The six denied the charges and their defense lawyers argued that the children had been infected with HIV due to bad hygiene at the Benghazi hospital before their clients began working at the hospital.

In the wake of the verdict, their lawyers said an appeal would be lodged against their latest conviction.

Libyan Justice Minister Ali Omar Hassnaoui said the six may appeal to the Supreme Court and even to a superior body called the High Council of Justice.

"I am so sick I had to take pills today to go through this new ordeal," said Zorka Anachkova, mother of convicted nurse Christiana Valcheva. "We are all heart-broken. Can someone tell me what evil Christiana has ever done?"

The six were first found guilty in a 2004 trial and sentenced to death by firing squad.
But the Supreme Court quashed the ruling last year, citing unspecified failings in the case, and ordered a retrial.

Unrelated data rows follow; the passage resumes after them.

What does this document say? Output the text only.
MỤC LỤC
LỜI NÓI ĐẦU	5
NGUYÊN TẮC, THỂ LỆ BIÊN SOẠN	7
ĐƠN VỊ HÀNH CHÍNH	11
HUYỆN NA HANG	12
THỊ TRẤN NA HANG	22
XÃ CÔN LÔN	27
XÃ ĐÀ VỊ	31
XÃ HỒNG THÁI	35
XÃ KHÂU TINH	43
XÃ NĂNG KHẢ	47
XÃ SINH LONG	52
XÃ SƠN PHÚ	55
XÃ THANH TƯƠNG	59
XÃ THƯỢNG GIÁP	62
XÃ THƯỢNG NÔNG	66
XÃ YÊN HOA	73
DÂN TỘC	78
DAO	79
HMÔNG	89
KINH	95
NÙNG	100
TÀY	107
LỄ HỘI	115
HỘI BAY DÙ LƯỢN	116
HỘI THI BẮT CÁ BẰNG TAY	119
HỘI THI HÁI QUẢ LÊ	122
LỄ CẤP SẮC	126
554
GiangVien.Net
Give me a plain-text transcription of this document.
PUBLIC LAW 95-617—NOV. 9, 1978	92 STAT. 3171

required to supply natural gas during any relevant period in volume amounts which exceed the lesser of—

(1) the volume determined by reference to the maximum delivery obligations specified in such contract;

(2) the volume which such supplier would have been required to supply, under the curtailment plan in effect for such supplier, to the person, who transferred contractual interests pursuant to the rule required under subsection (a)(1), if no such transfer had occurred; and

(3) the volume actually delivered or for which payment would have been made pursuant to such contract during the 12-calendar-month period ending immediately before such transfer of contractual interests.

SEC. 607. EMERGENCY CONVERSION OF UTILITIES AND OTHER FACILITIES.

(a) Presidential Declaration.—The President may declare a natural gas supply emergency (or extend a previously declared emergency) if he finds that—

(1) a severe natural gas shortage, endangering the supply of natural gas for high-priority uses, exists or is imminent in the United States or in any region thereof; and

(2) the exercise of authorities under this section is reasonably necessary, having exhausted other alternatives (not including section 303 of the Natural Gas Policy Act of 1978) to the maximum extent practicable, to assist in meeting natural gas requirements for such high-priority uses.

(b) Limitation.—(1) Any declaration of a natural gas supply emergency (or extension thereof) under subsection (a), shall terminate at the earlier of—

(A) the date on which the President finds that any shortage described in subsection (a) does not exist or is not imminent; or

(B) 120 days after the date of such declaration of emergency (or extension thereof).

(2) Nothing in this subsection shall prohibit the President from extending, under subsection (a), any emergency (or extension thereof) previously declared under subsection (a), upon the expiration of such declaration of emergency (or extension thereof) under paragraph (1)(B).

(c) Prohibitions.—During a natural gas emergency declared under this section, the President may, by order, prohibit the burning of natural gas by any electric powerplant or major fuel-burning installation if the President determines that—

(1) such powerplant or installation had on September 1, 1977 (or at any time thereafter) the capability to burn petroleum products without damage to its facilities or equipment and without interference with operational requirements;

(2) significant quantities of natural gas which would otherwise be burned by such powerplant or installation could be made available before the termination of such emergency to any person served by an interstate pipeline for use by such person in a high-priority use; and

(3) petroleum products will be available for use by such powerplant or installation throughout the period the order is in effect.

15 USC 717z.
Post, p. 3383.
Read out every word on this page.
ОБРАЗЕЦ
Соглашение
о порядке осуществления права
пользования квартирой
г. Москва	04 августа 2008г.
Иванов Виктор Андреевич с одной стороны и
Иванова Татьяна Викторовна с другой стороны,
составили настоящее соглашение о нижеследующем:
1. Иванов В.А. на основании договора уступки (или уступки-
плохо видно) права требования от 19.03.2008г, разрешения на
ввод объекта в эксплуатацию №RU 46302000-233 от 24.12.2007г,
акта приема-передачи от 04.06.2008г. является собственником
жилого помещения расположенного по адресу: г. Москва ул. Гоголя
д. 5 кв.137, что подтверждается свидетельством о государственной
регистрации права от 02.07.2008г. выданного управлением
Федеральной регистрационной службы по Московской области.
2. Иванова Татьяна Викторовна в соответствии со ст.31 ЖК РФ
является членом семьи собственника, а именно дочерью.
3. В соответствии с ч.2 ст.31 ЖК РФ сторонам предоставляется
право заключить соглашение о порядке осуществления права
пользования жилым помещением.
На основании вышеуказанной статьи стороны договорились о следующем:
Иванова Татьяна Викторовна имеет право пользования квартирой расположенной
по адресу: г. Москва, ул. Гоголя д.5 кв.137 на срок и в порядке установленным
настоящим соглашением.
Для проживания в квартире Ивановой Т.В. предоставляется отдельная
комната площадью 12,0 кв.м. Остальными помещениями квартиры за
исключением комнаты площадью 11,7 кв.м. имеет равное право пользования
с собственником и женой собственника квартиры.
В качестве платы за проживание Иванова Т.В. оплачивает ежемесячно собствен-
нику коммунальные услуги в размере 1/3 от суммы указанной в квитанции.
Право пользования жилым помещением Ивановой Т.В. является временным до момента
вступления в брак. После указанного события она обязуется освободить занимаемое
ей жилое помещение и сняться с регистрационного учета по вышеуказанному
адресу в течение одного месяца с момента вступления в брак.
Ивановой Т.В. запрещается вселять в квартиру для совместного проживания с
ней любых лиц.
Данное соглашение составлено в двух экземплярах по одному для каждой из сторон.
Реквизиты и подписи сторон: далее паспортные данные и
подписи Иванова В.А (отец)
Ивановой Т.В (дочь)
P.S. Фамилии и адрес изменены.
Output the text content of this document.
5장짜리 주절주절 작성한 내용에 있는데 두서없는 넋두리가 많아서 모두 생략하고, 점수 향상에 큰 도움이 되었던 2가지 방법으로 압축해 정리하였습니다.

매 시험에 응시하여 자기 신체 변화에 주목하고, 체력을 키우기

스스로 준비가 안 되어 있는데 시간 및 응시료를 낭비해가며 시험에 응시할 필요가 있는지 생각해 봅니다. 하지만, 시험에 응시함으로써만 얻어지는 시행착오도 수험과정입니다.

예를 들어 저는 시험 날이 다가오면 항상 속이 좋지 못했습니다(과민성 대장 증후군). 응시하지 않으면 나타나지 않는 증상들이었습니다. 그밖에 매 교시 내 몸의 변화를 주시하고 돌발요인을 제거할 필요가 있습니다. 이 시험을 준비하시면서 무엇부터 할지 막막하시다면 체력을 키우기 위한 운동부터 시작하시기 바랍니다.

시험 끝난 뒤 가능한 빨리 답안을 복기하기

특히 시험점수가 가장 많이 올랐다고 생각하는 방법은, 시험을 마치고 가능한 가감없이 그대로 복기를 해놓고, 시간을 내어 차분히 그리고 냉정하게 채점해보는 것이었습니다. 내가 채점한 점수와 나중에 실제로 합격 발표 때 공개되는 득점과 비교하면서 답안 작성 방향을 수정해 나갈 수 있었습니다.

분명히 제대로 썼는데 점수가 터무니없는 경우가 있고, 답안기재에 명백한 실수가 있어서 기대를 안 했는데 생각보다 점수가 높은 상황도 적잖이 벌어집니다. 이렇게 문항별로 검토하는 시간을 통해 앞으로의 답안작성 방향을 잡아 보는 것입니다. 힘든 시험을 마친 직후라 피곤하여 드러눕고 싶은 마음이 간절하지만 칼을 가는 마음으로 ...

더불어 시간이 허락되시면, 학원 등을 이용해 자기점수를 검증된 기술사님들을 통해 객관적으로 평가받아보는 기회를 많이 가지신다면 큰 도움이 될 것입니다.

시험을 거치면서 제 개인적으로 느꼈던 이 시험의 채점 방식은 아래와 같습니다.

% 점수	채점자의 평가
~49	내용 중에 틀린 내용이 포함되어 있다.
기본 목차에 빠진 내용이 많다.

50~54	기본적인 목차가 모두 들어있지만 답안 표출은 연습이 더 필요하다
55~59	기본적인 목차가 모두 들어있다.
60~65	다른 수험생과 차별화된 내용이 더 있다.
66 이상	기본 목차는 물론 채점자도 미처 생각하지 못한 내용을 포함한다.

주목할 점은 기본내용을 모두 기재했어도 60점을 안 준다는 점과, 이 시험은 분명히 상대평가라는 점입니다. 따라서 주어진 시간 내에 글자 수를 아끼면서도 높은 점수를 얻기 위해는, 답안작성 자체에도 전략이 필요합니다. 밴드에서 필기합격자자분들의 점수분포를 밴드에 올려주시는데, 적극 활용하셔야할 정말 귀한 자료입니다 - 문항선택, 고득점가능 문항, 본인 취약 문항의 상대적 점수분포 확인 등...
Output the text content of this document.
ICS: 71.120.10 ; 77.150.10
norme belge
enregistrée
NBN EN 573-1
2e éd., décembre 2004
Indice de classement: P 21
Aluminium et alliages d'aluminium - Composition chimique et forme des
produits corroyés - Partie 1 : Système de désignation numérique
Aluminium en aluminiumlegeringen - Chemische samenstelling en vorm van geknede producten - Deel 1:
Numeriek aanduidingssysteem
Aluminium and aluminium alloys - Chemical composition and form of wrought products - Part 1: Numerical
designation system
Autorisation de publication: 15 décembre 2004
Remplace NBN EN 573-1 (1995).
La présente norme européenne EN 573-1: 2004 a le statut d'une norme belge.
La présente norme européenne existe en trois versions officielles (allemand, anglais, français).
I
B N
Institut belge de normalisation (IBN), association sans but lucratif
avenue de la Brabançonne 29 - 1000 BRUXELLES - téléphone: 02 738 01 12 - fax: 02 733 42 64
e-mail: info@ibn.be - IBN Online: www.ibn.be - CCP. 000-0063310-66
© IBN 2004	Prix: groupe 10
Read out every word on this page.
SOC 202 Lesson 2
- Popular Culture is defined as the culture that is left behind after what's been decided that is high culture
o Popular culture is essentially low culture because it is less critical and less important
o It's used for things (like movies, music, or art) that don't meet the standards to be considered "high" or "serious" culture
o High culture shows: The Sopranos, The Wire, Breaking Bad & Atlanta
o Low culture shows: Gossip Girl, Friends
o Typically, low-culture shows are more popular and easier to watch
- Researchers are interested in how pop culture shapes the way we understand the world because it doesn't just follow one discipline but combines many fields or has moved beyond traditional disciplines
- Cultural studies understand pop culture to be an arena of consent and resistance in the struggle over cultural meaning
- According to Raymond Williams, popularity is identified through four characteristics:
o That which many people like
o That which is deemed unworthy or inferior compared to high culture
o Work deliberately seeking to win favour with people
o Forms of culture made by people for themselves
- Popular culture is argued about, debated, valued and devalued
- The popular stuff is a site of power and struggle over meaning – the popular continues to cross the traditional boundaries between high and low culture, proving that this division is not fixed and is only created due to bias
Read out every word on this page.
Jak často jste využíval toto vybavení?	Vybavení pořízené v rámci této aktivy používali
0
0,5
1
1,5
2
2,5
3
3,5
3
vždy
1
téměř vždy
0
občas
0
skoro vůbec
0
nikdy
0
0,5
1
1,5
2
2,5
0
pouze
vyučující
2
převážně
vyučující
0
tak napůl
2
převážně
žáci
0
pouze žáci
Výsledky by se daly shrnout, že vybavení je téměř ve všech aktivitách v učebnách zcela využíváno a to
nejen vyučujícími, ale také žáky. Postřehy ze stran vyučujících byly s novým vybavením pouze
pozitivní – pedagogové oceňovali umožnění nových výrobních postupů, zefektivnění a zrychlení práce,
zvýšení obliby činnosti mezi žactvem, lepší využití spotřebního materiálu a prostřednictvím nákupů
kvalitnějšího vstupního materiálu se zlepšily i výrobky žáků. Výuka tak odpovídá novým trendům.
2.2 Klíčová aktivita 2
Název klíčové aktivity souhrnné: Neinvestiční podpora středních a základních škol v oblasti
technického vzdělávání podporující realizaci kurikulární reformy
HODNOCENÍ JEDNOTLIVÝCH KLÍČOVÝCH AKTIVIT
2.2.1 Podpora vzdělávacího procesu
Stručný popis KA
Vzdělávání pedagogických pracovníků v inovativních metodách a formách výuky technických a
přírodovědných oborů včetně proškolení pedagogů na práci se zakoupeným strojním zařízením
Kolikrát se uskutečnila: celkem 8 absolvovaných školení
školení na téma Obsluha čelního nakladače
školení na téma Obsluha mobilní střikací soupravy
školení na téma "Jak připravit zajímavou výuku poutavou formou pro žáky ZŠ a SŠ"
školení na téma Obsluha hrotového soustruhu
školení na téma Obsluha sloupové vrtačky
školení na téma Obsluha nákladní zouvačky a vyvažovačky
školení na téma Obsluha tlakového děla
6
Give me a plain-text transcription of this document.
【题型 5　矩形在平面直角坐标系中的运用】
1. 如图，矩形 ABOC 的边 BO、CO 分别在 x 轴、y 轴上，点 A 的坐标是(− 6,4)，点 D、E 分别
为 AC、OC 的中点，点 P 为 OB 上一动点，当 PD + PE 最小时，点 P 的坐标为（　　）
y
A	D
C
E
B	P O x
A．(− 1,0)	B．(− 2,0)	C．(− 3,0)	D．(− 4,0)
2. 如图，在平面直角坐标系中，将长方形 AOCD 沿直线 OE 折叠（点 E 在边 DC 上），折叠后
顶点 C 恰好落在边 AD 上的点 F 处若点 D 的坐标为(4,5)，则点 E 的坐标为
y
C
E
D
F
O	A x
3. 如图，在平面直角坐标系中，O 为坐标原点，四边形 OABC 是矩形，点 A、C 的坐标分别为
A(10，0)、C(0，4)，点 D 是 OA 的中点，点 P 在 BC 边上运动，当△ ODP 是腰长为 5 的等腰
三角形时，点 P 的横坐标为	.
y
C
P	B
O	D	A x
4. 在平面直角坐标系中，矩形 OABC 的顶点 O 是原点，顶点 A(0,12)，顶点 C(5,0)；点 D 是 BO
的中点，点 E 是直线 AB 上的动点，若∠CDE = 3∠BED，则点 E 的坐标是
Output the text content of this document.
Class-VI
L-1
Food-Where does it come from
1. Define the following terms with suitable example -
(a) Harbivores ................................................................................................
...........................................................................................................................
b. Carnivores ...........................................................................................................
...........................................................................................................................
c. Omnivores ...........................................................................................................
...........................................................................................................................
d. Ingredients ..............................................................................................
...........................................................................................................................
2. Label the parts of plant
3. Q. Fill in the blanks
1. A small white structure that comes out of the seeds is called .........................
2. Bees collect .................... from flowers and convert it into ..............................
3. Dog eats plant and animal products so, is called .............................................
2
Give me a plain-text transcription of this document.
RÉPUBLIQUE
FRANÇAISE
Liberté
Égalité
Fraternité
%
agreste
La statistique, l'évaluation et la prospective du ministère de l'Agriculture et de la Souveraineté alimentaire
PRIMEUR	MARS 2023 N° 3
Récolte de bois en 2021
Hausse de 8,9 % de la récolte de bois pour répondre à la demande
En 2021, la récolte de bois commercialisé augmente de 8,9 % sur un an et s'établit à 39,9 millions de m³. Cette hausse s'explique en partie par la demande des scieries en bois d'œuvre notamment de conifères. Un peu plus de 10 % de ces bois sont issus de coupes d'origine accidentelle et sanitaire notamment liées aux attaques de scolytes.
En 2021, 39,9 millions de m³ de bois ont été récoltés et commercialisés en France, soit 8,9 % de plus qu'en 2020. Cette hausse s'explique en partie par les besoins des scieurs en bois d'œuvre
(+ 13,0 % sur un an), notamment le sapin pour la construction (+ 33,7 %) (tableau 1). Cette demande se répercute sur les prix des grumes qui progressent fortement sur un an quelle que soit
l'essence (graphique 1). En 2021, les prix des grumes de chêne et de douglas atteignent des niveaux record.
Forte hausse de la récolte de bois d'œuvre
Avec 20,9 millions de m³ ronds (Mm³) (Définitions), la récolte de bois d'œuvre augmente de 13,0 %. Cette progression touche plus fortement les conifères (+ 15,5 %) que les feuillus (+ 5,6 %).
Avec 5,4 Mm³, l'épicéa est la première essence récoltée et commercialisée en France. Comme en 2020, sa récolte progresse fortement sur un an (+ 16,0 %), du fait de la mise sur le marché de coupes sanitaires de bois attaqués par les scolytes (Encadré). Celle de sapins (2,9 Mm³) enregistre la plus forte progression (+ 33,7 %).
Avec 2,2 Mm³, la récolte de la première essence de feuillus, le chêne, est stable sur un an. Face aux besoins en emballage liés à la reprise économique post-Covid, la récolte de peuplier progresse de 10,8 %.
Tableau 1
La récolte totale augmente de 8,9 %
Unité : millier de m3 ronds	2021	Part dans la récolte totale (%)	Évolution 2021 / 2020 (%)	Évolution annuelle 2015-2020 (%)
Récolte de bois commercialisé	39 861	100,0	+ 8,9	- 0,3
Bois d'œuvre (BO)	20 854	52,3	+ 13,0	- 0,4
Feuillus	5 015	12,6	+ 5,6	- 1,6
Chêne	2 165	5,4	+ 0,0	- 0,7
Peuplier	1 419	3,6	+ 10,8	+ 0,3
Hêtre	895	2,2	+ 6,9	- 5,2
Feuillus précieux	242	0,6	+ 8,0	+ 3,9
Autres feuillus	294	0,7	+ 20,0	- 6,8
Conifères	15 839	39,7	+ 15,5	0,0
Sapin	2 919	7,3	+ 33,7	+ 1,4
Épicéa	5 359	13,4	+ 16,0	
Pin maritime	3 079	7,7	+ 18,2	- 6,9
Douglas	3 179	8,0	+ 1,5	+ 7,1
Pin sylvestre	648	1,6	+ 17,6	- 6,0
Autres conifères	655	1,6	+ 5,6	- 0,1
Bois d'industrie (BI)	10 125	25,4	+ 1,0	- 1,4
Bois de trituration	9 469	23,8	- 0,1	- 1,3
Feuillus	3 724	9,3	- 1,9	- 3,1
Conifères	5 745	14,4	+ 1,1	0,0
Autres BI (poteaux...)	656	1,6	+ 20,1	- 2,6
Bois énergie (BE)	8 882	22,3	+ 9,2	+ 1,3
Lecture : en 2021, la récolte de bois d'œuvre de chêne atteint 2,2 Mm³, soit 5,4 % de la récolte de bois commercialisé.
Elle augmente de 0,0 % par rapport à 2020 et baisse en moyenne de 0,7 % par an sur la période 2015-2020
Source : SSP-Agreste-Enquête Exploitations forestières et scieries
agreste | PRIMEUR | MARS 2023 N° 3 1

Libyan leader Muammar al-Gaddafi has reason to free the six eventually, analysts say, since the case has slowed Tripoli's rapprochement with the West after decades of isolation.

This moved up a gear when Libya abandoned its pursuit of nuclear, chemical and biological weapons in 2003.

Bulgaria, the European Union which it joins next month and Amnesty International were among swift critics of the verdict. Washington had also earlier stated the medics' innocence.

The International Council of Nurses and World Medical Association said the ruling turned a blind eye to evidence including from Luc Montagnier, a French doctor who first detected the HIV virus that the children were infected well before the medics arrived in Benghazi in 1998.

Some Western scientists say negligence and poor hospital hygiene were to blame and that the six are scapegoats.

Analysts say the case is embroiled in power politics and a solution could take many more months, with Libya keeping the six as bargaining chips until talks yield a payout.

Tripoli has demanded €10 million (US$13.11 million) for each infected child's family. Bulgaria and its allies reject this, saying it would admit guilt, but have offered a fund for treatment at European hospitals for the children.